While acknowledging that an Israeli-Palestinian accord would not solve all the problems in the region, Fabius said that if Israel and the Palestinian Authority could be turned into an “island of stability” it would be easier to deal with the other problems.
Fabius, before meeting President Shimon Peres, said that with so many dramatic events enveloping the region – such as in Syria, Lebanon and Egypt – there were those wondering how peace could be made under such circumstances.
“But we must think in the opposite way,” he said.
“Because of those things peace is even more important in the region, and we must make the most of this moment.”
Peres said that for peace to be made skepticism must be overcome.
“The fact is that despite the skepticism negotiations opened and it wasn’t easy for either side,” he said.

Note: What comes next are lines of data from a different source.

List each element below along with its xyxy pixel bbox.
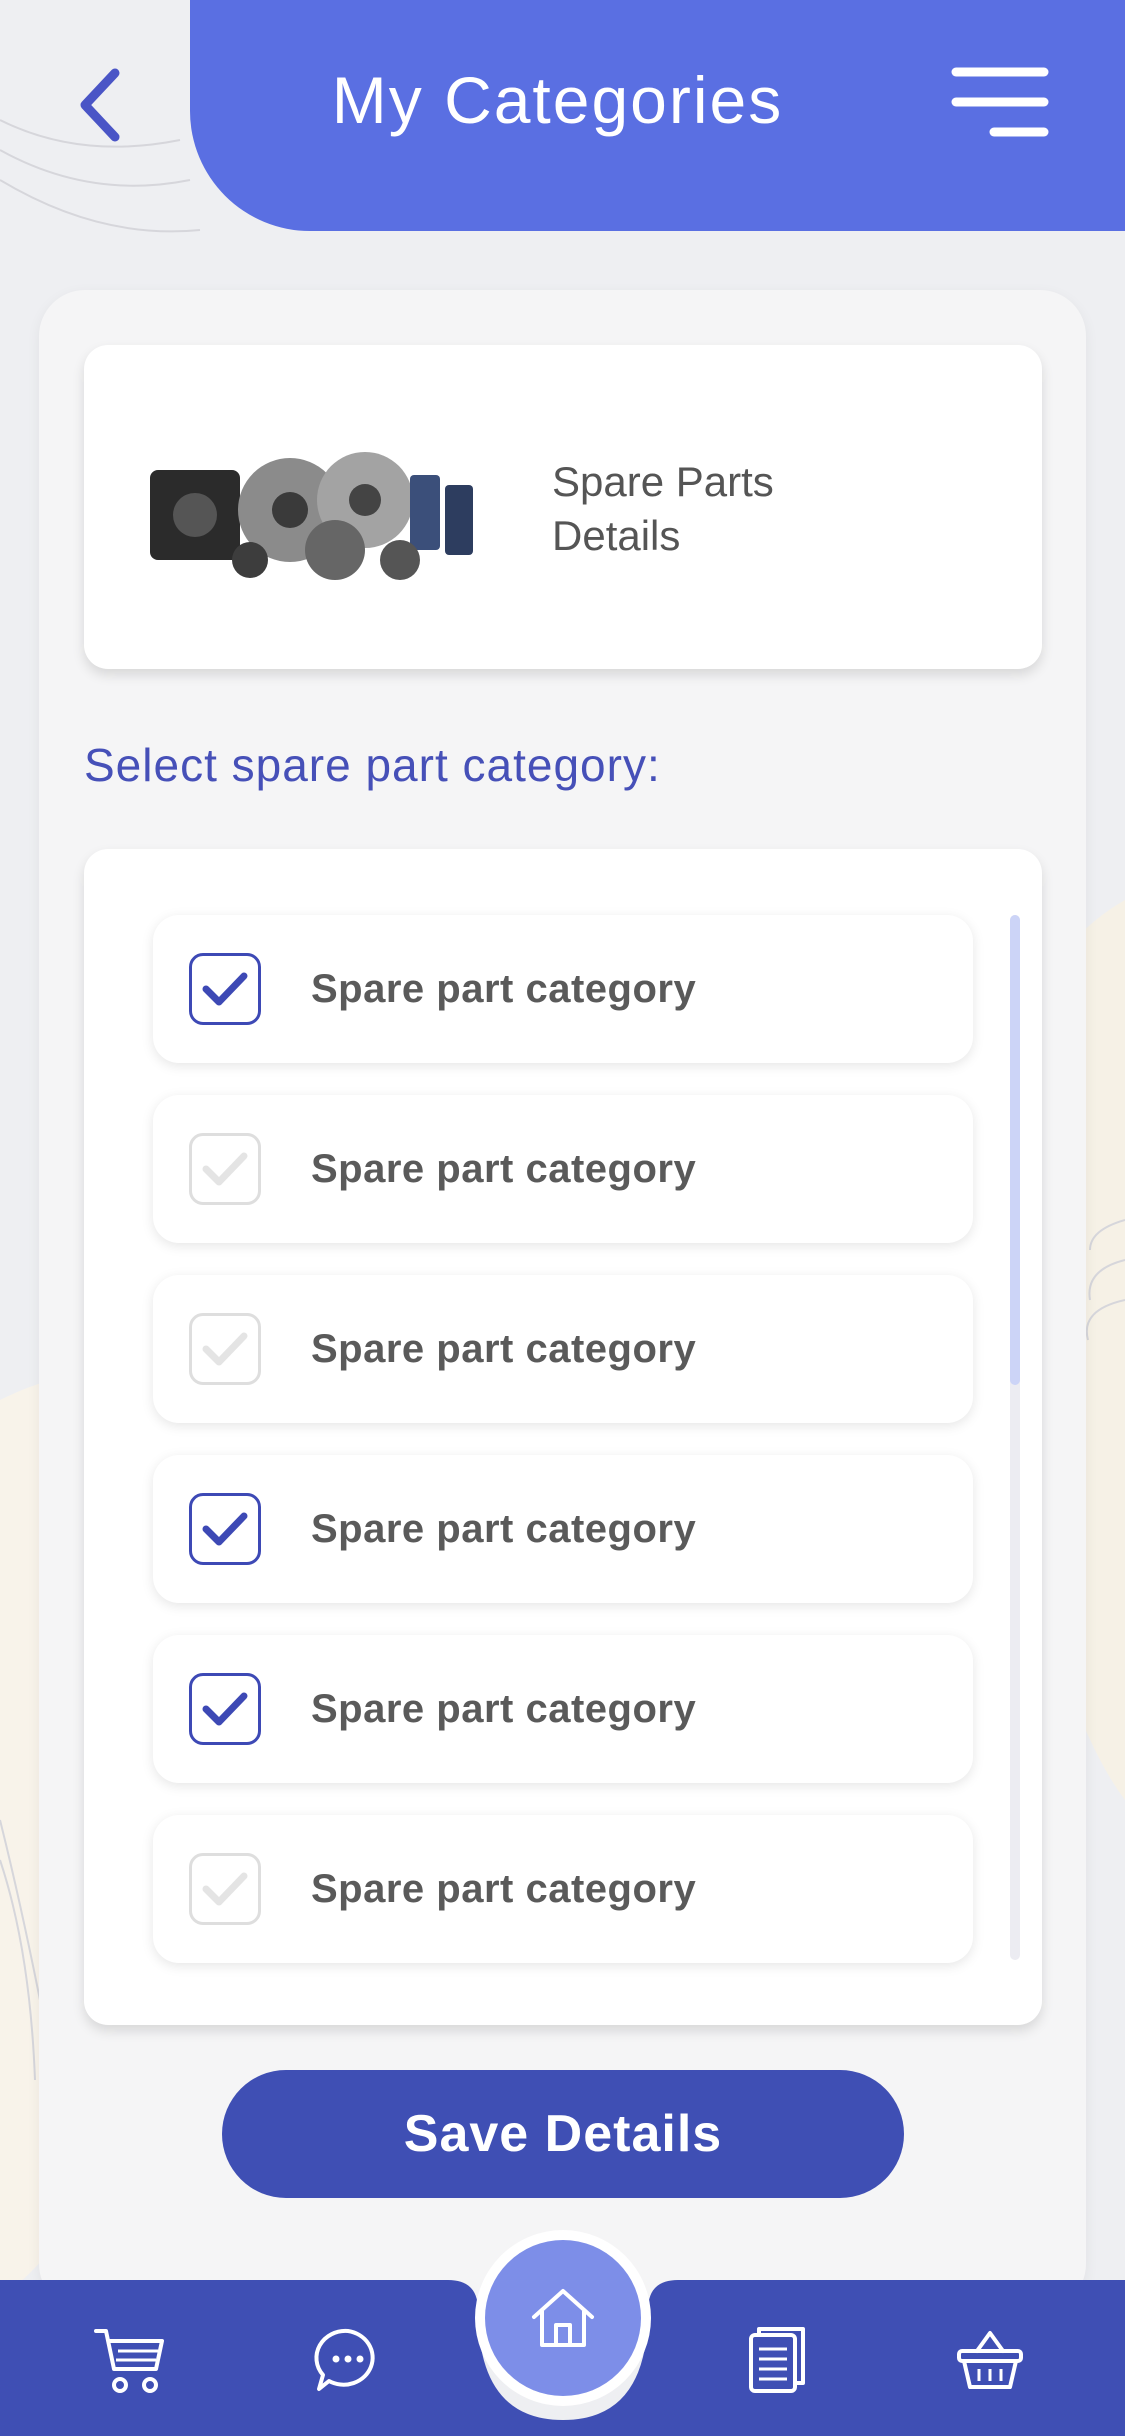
chat-nav-button[interactable] — [308, 2320, 388, 2400]
home-button-inner — [485, 2240, 641, 2396]
cart-nav-button[interactable] — [90, 2320, 170, 2400]
category-checkbox[interactable] — [189, 1133, 261, 1205]
category-label: Spare part category — [311, 1867, 697, 1911]
category-item[interactable]: Spare part category — [153, 1275, 973, 1423]
category-checkbox[interactable] — [189, 1853, 261, 1925]
basket-nav-button[interactable] — [950, 2320, 1030, 2400]
category-item[interactable]: Spare part category — [153, 1635, 973, 1783]
category-item[interactable]: Spare part category — [153, 915, 973, 1063]
checkmark-icon — [202, 1692, 248, 1726]
category-checkbox[interactable] — [189, 953, 261, 1025]
page-title: My Categories — [331, 63, 784, 137]
category-item[interactable]: Spare part category — [153, 1455, 973, 1603]
checkmark-icon — [202, 1332, 248, 1366]
category-label: Spare part category — [311, 967, 697, 1011]
menu-icon — [951, 67, 1049, 137]
orders-nav-button[interactable] — [737, 2320, 817, 2400]
category-label: Spare part category — [311, 1147, 697, 1191]
spare-parts-image — [150, 452, 473, 580]
menu-button[interactable] — [950, 64, 1050, 144]
section-label: Select spare part category: — [84, 739, 661, 791]
chat-icon — [314, 2328, 375, 2391]
checkmark-icon — [202, 1152, 248, 1186]
product-title: Spare Parts Details — [552, 458, 774, 559]
category-checkbox[interactable] — [189, 1673, 261, 1745]
back-arrow-icon — [80, 68, 120, 142]
category-label: Spare part category — [311, 1507, 697, 1551]
checkmark-icon — [202, 972, 248, 1006]
document-icon — [749, 2327, 805, 2393]
category-label: Spare part category — [311, 1687, 697, 1731]
category-checkbox[interactable] — [189, 1493, 261, 1565]
category-checkbox[interactable] — [189, 1313, 261, 1385]
scrollbar-thumb[interactable] — [1010, 915, 1020, 1385]
home-nav-button[interactable] — [475, 2230, 651, 2406]
home-icon — [532, 2289, 594, 2347]
basket-icon — [957, 2331, 1023, 2389]
cart-icon — [94, 2329, 164, 2393]
checkmark-icon — [202, 1512, 248, 1546]
category-item[interactable]: Spare part category — [153, 1815, 973, 1963]
category-label: Spare part category — [311, 1327, 697, 1371]
save-details-button[interactable]: Save Details — [222, 2070, 904, 2198]
category-item[interactable]: Spare part category — [153, 1095, 973, 1243]
checkmark-icon — [202, 1872, 248, 1906]
back-button[interactable] — [60, 60, 140, 150]
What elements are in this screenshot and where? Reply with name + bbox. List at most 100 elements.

In an apparent allusion to the blow Hamas was dealt with the downfall of deposed Egyptian president Mohamed Morsi, Peres said the “the position of Abu Mazen [Abbas] has improved, he knows it and it helps him. I think the Prime Minister [Netanyahu] decided to move and he moved. Peace is not easy but if we achieve it then we will be able to turn our attention to the tragic and existential issues of the Middle East.”
UN Mideast envoy Robert Serry said Israeli and Palestinian fear of the consequences of yet another failed stab at peace negotiations could actually spur the sides toward success this time.
Serry, in an interview on Israel Radio, said that failure would have consequences for Abbas, whom he described as the leader of the “more moderate wing of the Palestinian movement which is committed to a two state solution.”
“But the very reason that the consequences, in my view, for both sides will be pretty serious if this fails again, gives me also hope that they will be serious in the US-led effort to return meaningful negotiations,” he said.
Serry, who has an extremely low profile in the country for someone who has served in his present post for the last six years, said there was “growing realization on both sides that it is imperative to make progress, meaningful progress, not to make these talks another round about talks, but meaningful talks.”
He said that if both sides were ready to make “tough decisions” then the goal of an agreement could be reached in “six to nine months.”
Hinting that a failure this time could lead to the collapse of the PA, Serry said that Palestinian state building cannot “continue endlessly” without “a credible political horizon.”
He said this was why the negotiations were so important.
“These institutions have been built up,” he said. “If their ultimate meaning, which is to be the foundation stones of a Palestinian state, becomes a total illusion, then we should not take their continued existence for granted.
It should be clear to anyone.”
Serry said he feels “a little more optimistic” than he has over the last six years.